Every morning, for days now, I’ve been observing the process and patience of nature. As I sit by the window sipping tea, my gaze is fixed on the Yellow-flame tree outside. A pair of great egrets had built a nest and soon I spotted three little heads popping through the branches. It was a joy to see new life. However, what interested me was how beautifully unhurried and serene the process was. They say life doesn’t come with a manual, but it does. Just look around.
2020 has been nothing short of revolutionary so far. It has brought humankind down on its knees in the most ‘unprecedented’ way. One after the other, countries have gone into lockdown owing to the dreaded Covid-19 Corona virus. This must be the first time in history that everyone is, quite literally, in the same boat and speaking the same language. Status, hierarchy, political differences, religious differences, everything has melted away, at least for now. People are more compassionate and empathetic towards each other.
When the lockdown was announced in India, the collective panic of the nation was felt like a tangible thing. I felt it too, but only for a few minutes. It is important that fear, sooner than later, gives way to acceptance. Back in school, I remember painting a motivation card and placing it on the television set. It read: Hope for the best, be prepared for the worst. This quote had a profound effect on me. People might see me as an idealist, but for the longest time, I’ve built myself on the idea of acceptance. When faced with a dire situation, my first question is: “What is the worst that can happen and how will I handle that?” It instantly calms me down, because I realise that life doesn’t give us anything we can’t handle. In any difficult situation, allow yourself to feel the fear and panic fully, let it rattle you, then take a deep breath and think about how you can best handle it.
A friend recently asked me how we can maintain hope and optimism in the midst of such tremendous panic. The quarantine of 2020 has given us a lot to reconsider: how we live our lives, how we must conduct ourselves, what is really important, what are our strengths and weaknesses, how we can rearrange ourselves and how we must use technology to our advantage. The onslaught of conflicting information is overwhelming. The loss of life is disturbing. So, my first step was to cut out the unnecessary information and focus on things that sustained me. That done, it has been heartening to see how human spirits shine during a crisis. There is so much to learn. If we eschew the victim mentality and adopt a warrior mindset, we are bound to win.

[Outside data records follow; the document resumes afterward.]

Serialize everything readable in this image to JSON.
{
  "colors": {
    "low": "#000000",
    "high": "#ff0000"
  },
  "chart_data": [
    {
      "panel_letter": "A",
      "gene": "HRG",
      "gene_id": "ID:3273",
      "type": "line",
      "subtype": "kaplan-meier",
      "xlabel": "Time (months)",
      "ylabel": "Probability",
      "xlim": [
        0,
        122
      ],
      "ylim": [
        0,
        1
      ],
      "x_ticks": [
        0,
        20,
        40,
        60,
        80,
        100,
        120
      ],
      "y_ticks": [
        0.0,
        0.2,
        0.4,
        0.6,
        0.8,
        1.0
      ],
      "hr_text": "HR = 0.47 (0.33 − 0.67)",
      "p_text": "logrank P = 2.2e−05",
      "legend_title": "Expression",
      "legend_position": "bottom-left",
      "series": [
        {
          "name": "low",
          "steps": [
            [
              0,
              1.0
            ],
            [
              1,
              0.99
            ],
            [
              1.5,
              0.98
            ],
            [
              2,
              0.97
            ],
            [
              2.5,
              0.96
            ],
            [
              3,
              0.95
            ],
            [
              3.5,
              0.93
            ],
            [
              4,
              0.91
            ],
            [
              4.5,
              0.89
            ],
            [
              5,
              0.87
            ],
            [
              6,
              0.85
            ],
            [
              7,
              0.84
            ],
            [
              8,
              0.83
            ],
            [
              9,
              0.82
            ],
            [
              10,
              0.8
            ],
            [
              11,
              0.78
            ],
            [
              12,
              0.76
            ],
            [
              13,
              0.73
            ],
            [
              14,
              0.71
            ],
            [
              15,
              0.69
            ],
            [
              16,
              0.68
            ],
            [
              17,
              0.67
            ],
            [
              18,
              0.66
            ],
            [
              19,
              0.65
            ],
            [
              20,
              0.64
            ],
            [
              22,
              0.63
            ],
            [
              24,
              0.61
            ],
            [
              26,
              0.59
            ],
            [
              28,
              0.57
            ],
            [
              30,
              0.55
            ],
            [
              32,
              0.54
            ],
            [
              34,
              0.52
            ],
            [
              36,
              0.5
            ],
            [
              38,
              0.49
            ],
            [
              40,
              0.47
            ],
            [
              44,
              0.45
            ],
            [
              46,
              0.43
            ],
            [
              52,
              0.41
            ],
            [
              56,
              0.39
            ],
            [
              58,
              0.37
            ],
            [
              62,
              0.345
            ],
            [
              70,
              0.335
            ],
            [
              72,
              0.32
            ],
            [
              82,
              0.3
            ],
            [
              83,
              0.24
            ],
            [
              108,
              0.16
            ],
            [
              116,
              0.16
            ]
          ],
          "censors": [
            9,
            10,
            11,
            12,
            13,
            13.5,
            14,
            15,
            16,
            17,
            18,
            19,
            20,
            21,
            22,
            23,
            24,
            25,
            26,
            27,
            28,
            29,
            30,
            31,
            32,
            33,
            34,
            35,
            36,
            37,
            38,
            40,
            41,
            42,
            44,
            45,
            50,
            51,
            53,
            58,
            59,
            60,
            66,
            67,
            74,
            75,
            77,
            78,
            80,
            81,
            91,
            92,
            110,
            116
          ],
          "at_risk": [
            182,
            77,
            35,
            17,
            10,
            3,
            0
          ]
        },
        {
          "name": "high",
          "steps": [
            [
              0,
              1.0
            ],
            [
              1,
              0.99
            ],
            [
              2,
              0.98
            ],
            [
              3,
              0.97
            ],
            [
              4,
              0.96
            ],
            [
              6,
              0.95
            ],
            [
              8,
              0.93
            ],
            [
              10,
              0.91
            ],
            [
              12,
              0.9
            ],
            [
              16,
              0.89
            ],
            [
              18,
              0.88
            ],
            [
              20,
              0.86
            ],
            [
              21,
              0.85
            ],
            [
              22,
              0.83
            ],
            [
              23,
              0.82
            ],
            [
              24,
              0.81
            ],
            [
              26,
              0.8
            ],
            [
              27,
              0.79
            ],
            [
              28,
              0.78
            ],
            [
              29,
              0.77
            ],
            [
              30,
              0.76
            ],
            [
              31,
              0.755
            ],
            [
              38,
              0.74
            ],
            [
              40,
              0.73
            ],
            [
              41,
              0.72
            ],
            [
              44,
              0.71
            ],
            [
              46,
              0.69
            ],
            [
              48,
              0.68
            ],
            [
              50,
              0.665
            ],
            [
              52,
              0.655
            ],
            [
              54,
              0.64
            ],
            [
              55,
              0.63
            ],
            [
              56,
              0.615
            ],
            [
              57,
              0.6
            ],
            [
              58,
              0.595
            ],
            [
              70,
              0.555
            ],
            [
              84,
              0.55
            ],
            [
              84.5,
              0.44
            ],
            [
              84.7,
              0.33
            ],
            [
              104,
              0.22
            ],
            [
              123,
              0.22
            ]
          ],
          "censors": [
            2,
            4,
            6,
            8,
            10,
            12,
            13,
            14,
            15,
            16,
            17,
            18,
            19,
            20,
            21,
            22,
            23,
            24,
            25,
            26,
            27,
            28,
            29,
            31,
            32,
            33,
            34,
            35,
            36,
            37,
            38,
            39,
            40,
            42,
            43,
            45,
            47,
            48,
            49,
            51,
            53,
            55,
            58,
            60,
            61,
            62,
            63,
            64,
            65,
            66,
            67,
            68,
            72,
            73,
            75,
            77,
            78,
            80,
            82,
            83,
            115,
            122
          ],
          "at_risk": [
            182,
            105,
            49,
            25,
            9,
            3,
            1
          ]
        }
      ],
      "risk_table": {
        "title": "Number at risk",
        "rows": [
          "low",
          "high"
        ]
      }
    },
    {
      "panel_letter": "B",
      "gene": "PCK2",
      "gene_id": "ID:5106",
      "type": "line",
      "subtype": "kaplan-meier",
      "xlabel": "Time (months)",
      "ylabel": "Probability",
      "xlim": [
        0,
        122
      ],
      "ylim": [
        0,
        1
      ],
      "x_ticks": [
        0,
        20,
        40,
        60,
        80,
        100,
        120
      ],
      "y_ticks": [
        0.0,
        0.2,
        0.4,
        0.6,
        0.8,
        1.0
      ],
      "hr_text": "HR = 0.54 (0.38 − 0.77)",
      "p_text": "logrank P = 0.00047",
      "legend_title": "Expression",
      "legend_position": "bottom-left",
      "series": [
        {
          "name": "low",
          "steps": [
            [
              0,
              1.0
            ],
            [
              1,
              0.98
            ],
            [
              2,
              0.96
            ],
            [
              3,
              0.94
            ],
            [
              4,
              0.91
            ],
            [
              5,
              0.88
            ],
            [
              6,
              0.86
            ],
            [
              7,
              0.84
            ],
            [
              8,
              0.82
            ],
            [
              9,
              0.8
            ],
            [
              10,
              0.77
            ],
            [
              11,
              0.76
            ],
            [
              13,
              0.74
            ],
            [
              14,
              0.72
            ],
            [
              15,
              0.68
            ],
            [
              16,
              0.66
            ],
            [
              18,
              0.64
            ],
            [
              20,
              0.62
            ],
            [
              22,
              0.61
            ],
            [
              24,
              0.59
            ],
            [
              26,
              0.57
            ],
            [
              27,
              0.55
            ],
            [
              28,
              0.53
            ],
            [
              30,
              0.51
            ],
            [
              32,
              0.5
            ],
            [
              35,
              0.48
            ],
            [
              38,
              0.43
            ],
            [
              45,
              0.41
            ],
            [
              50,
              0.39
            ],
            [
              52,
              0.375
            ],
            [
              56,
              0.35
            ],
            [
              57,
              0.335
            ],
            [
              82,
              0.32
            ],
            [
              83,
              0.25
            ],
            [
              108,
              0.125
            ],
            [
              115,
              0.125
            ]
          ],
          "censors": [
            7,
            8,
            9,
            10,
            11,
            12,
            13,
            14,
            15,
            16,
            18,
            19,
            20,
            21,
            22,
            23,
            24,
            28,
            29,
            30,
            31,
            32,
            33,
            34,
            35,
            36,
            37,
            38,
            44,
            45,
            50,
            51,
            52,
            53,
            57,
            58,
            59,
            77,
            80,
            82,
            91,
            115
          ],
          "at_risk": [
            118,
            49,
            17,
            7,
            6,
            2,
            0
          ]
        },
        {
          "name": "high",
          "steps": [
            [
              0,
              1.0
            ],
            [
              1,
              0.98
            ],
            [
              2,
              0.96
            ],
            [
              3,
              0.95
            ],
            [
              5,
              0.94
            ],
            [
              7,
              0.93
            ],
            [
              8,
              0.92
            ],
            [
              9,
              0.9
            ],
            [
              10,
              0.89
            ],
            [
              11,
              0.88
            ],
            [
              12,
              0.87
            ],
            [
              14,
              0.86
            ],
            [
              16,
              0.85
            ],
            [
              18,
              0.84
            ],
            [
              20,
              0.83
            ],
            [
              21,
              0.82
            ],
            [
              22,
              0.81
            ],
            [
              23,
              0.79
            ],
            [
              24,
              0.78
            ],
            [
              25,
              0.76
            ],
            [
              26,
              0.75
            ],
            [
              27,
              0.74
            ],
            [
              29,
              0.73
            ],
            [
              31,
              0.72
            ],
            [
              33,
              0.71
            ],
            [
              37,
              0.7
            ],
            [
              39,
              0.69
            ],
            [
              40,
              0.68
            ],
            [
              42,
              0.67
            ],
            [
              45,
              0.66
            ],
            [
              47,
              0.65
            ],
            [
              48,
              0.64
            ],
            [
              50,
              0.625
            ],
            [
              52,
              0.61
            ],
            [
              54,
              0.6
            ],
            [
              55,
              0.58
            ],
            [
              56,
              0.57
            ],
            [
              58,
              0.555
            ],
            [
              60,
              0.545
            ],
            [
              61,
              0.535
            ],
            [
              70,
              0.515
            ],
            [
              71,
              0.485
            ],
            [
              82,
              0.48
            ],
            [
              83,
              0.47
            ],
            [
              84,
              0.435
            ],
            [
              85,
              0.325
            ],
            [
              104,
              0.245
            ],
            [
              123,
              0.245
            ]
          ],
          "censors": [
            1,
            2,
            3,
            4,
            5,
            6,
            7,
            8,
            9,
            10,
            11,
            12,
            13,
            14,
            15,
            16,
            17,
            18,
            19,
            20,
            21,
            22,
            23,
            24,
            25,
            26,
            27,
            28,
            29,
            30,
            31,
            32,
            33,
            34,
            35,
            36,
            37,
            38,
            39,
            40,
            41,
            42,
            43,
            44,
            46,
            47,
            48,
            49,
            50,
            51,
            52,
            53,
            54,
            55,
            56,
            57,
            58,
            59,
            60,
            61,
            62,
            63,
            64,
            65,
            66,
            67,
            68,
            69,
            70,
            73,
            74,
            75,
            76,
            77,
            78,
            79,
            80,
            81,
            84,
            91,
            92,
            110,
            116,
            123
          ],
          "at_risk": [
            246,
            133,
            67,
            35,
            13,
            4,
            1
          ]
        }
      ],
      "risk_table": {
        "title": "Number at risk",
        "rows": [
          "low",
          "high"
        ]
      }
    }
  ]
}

Lent, for the past couple of years has been a significant time for me. This year, once churches closed down, schedules got disrupted. But the season, that ends today, has turned out to be more profound than usual. We have realised so much in this short time. People who matter, the ones who care about you and the ones you worry about. The frivolity of titles and luxuries that don’t seem important, because all we need to survive right now are essentials. Above all, there is deep gratitude for all that we have received in abundance. Nature has provided us with so much, but it is only when our breath is threatened by a virus that we recognise the blessings we have taken for granted.
Let us not blame anyone or demand proof of a God that we can relate to only by faith. We are called human ‘beings’, so all we essentially need to do is learn how to ‘be’. Let us stop running around and slow down. After all the signs, do we, who call ourselves educated and thinking people, need more proof?
It’s Easter Sunday tomorrow and what better day to send out a message of hope and renewal to a world that is desperately looking for a ray of light. Nothing lasts forever. This too shall pass. However, and this is important, let us not lose faith. Let us allow the experience to heal and redeem us.